色とりどりのケーキを抱えてきらきらと輝くショーケース

製パン・製菓産業に必要なあらゆる機械・器具、材料、資材などが一堂に集められるビジネスショウ「2015モバックショウ 第24回国際製パン製菓関連産業展」が2015年2月18日から21日までの4日間、幕張メッセで開催された。

 同展は、食のプロ向けの見本市だが、会場内では有名パティシエや和菓子職人などによるデモンストレーション、パンの世界大会なども開かれ、華やかな雰囲気と甘い香りに包まれていた。また、開催が2年に一度ということもあり、出展している各社がそれぞれに力の入った展示やPRを行っていた。その中でもひときわ異彩を放ち、目をひいていたのが冷蔵ショーケースメーカーである株式会社アリガが展示したコンセプトケースだ。


アシンメトリーな楕円のガラスケースをやじろべえのように底辺がとがったコーリアン® の躯体が支えているようなイメージでデザインされたコンセプトケース。

「まずは興味を持っていただこうという集客の目的もありましたし、ある種のお祭りのような、見本市の雰囲気を盛り上げる役割も果たすデザインを採用しました。また、社内的には、自分たちがここまでできるということを再確認することで、社員のモチベーションを高めることができるよう、技術的にも難易度の高いことに挑戦しました」と話してくださったのは、同社の対面ケース事業部の田中栄二氏。

「最近は、ショーケースも、単なる販売ツールというより、インテリアの一つとして店舗づくりに用いられるケースが増えています。そうしたニーズに応えることができると示すためにもデザイン性の高いものを提案しました」と、同事業部の設計担当である佐藤彰修氏。社内コンペで選ばれたというオブジェのようなデザインの立体感や滑らかな曲線を表現できる素材としてコーリアン®が候補にあがった。

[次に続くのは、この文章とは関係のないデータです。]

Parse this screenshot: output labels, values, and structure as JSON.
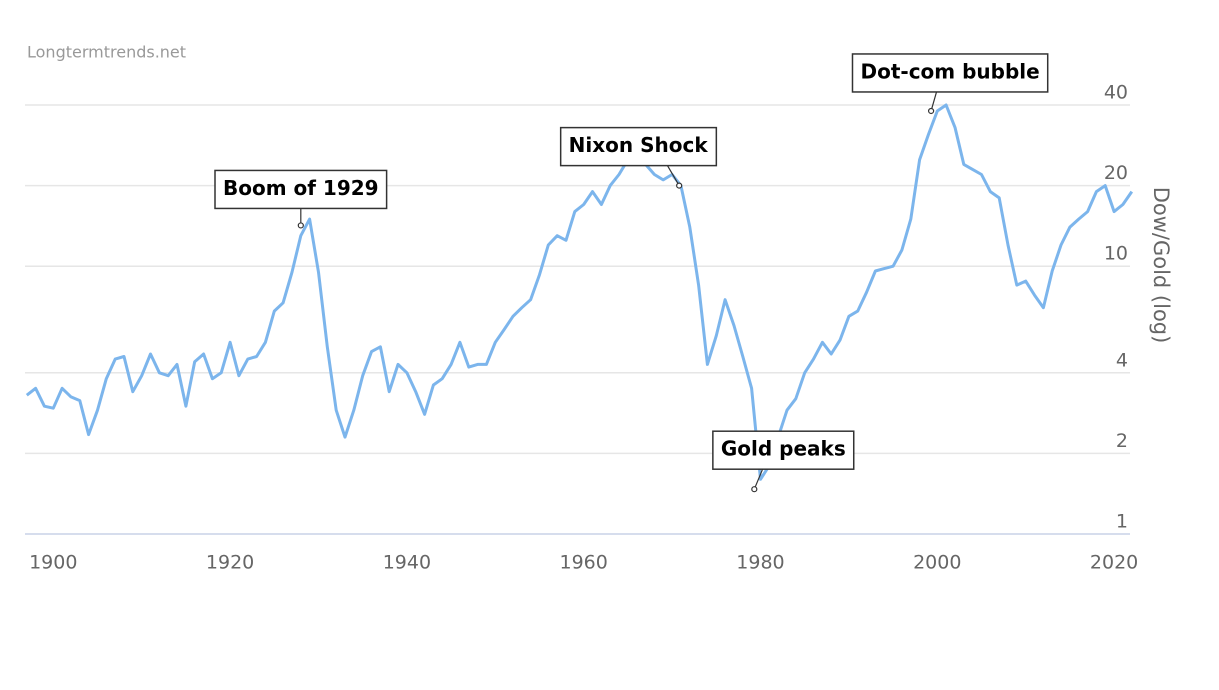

コーリアン® 部分は、六角形と五角形の組み合わせで構成されている。そこに凹凸や曲線が加わって、複雑で印象的な形が生まれた。

「まずは、こうした加工が可能かどうか、専門知識のある方に相談しました」と佐藤氏。今回、コーリアン®の加工を担当したのは、大日化成工業株式会社だ。「最初に二次元の図面をいただいたのですが、あまりに複雑な形状のため、まず模型を製作してデザインを確認していただきました」と同社社長の平澤正嗣氏。そこで5分の1サイズの模型が製作され、凹凸のバランスなどを調整後、約1ヶ月で完成に至った。

「とにかく初めてのことなので、週に一回、製造部リーダー、若手社員を含めて打ち合わせをしながら、作業をすすめました」と話してくださったのは、製作担当の株式会社アリガ製作所設計課の村社建氏。

「コーリアン® ウィッチヘーゼルを使用していますが、凹凸のある形状でも、流れ模様がきちんとつながるように接合するなど、丁寧な仕事ぶりに驚きました」。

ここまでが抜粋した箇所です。